自强摸了摸鼻子,“为什么是我操心!那是你儿子的人!你想不想提?”
老毛看了自强一眼,嘴动了动,还是没说,自强也没在意,只是迈着步子向前走,
“二合的事!你这回真不准备提吗?”
“怎么提?我提它干什么!说他不是东西?花大伙的钱办自己的事?天要下雨,娘要嫁人!哎!,,,”自强头也没回说道,想起了那帮子人,忽然心里有点烦,“你说大家都是那边过来的,为什么他们想的和我们想的差距就这么大呢?”
毛知秋拍了拍自强的肩膀,安慰道“我还以为你真放下了!”民工们大多是农村过来的中年人,而平安他们都是一帮社会上的年轻人,差了十来岁,怎么可能想法一样呢!

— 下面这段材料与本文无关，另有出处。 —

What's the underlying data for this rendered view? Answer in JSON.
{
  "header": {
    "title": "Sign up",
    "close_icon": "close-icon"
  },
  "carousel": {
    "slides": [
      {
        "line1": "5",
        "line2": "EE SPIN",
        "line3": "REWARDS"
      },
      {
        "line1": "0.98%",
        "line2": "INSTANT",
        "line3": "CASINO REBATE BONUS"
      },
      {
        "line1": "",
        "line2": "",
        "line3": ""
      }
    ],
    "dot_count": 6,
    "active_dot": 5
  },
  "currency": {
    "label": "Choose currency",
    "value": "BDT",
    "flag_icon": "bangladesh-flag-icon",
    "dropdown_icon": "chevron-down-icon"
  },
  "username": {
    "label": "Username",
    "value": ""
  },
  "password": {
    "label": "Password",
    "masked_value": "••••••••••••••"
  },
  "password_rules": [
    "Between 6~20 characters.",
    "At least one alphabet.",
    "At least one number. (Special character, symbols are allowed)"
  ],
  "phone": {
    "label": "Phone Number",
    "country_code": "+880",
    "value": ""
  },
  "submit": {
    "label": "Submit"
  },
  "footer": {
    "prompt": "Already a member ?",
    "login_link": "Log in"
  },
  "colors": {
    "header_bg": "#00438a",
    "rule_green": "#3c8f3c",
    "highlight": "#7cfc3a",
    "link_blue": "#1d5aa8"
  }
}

“他和平安,友谊的事,我怎么放的下!难道我们真得要自相残杀?”
毛知秋劝道“你实在不放心,不如下届政府中把平安清出去!我,招弟,姚露都能理解!”
“什么?”自强猛得回过头,眼睛瞪着毛知秋,看着他点了点头,然后眼睛闪了闪又暗了下来,又摇了摇头“他的能力有目共睹!工作上任劳任怨!或许友谊那么做,只是无意间发现了什么!又或者是他一个人的主意!我们不能怀疑就这样做!现代社会还有无罪推论呢!我们不能越活越回头了!”
“谢谢你!其实我一直相信大多数人过来的都是安于平庸的,哎!当然也有些例外,你不能让别人没有自己的理想吧!但毕竟是少数!生存的环境不同,可能选择就不同,我们还是做好自己的吧!”
“哈!这句话说有理!打铁还得自个硬!你们家的事!我放权了!,,,,”
河对岸传来了‘噼啪’的鞭炮声,自强回头望了一下“我们得快点!那边吴家和张家已经开始了!这可是咱们这帮人当中出生的第一个孩子的婚礼,不能晚啊!”